The interest rate for saving bond in the next six months has just been annouced. EE bonds, whose interest rate is tied to 90% of the average 5-year Treasury securities in the last six months, now posts an interest rate of 3.25%, compared to 2.84% in the previous six months. Inflation-protected I bonds now yields 3.67%, which includes a 1.0% fixed rate component for I bonds acquired in the next six months, and a 2.66% inflation component that applies to all I bonds issued. The rate of 3.67% is also increased from 3.39% in the last six-month period.
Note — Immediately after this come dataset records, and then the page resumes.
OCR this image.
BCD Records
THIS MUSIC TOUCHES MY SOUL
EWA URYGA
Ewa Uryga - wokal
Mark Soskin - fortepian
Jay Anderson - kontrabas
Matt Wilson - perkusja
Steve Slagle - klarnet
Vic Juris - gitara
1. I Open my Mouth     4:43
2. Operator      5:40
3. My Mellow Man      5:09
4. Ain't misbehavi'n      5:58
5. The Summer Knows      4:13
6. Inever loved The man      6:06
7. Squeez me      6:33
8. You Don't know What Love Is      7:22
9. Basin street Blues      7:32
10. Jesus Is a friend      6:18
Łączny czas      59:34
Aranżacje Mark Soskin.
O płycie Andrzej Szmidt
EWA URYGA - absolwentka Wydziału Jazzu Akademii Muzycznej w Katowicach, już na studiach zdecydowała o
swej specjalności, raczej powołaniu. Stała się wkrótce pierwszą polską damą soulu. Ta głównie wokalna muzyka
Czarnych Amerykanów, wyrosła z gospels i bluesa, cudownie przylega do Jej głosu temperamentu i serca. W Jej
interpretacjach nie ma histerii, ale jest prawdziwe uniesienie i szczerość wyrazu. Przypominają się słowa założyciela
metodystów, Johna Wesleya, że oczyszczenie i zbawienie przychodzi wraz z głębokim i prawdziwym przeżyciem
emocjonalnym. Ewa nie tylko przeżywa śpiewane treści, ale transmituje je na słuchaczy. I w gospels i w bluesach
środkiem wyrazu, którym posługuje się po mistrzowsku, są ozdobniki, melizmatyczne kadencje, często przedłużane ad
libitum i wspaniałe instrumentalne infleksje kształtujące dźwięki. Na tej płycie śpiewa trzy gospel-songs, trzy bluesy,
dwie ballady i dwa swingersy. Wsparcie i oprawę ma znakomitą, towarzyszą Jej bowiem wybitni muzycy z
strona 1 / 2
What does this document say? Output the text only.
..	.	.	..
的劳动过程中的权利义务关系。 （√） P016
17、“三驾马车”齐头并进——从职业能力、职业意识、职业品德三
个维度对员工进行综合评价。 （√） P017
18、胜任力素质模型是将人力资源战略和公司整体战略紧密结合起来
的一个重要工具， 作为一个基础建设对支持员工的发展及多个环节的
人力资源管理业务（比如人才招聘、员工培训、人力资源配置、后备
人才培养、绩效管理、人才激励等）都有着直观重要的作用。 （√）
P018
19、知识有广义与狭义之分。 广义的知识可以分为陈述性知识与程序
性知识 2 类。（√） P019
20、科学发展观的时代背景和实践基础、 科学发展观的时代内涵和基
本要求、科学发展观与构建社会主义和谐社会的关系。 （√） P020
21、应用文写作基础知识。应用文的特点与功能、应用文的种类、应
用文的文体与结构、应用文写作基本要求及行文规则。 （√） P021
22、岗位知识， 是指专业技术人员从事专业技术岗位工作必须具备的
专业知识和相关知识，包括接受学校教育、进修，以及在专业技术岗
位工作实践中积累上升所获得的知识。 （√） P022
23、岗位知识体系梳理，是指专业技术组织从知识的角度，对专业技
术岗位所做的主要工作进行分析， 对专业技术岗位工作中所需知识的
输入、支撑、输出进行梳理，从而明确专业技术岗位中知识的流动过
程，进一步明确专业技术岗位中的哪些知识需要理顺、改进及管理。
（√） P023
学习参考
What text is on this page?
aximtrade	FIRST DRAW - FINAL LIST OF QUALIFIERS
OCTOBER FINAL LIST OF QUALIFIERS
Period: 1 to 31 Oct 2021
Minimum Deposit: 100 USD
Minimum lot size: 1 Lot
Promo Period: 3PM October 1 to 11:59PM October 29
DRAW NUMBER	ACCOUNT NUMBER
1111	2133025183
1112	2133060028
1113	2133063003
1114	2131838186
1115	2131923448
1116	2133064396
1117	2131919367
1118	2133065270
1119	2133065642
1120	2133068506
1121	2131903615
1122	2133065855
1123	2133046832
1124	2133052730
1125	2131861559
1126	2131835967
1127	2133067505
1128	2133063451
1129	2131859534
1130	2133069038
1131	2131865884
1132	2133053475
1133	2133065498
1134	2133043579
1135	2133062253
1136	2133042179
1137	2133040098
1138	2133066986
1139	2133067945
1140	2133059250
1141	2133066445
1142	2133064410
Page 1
As you all know, I have been stashing some "pocket money" every month to saving bonds every month since last November. By the end of October, I have around $3,000 in my TreasuryDirect account, including $600 in EE bonds and $2,400 in I bonds. My current plan is to add $500 to saving bonds every month with a preference of I bonds. (I prefer I bonds a bit as it enjoys higher interest and the trend is likely to continue in the next 12-24 months. THis period's EE bond interest rate is helped by a market interest rate spike during the summer -- at today's 5-year Treasury rate of 3.34%, the new EE bond interest rate would be close to 3.00%.)
I see saving bonds as a convenience way of building some emergency cash over time. Although saving bonds cannot be redeemed in the first 12 months, over time it enjoys better interest rate than almost all money market account, and owners may receive certain tax benefits on interest when proceeds are used for educational purposes.